QUESTION 1B. Unfortunately, the above code is buggy and does not work as intended. What output will actually it produce?
QUESTION 1C. How can we change the above code so child processes can actually communicate through a pipe?
Question 2: Threading The Threads
Recall that std::thread's constructor takes the name of the function to run
on the new thread and any arguments, like std::thread t(func, param1, ...).
Given a thread t, t.join() blocks the current thread until thread t
terminates. t.detach() sets the t thread free—it can no longer be joined.
Each thread object must be detached or joined before it goes out of scope
(is destroyed).
QUESTION 2A. What can this code print, and how many threads might run concurrently during its execution?
int main() {
for (int i = 0; i != 3; ++i) {
std::thread t(printf, "%d\n", i + 1);
t.join();
}
}
QUESTION 2B. Unlike join(), detach() on a thread object detaches the
thread represented and lets it run independently, never to be joined.

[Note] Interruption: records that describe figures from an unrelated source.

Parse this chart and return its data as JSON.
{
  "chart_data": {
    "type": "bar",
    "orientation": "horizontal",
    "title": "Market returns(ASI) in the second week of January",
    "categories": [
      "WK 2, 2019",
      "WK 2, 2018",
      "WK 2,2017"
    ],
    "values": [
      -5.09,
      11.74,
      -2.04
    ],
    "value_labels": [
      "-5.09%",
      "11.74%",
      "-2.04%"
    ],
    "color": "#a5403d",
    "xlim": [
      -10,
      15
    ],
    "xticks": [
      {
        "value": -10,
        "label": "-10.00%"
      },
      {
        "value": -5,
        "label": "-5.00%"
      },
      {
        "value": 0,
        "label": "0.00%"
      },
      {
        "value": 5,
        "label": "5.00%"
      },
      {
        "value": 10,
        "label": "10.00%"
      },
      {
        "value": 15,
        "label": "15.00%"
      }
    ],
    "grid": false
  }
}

What can this code print, and how many threads might run
concurrently during its execution? [Hint: consider what will happen when
the main thread of the process exits.]
int main() {
for (int i = 0; i != 3; ++i) {
std::thread t(printf, "%d\n", i + 1);
t.detach();
}
}
QUESTION 2C. What can this code print?
int main() {
for (int i = 0; i != 3; ++i) {
std::thread t(printf, "%d\n", i + 1);
}
}
Question 3: Counting, Right or Wrong?
In the following, we will look at a set of C++ programs that increment variables in multiple threads. For each, consider whether a race condition occurs or not.
QUESTION 3A: Does this program contain a race condition? What does it print?
#include <thread>
#include <cstdio>
void count(int x) {
int n = 0;
printf("%d\n", n + 1);
}
int main() {
/* M1 */
std::thread t1(count, 0);
std::thread t2(count, 1);
std::thread t3(count, 2);
/* M2 */
t3.join();
t2.join();
t1.join();
}
QUESTION 3B: Does this program contain a race condition? What does it print?
#include <thread>
#include <cstdio>
void count(int n) {
printf("%d\n", n + 1);
}
int main() {
/* M1 */
std::thread t1(count, 0);
std::thread t2(count, 1);
std::thread t3(count, 2);
/* M2 */
t3.join();
t2.join();
t1.join();
}
QUESTION 3C: Does this program contain a race condition? What does it print?
#include <thread>
#include <cstdio>
int n;
void count(int* n) {
*n += 1;
printf("%d\n", *n);
}
int main() {
n = 0;
/* M1 */
std::thread t1(count, &n);
std::thread t2(count, &n);
std::thread t3(count, &n);
/* M2 */
t3.join();
t2.join();
t1.join();
}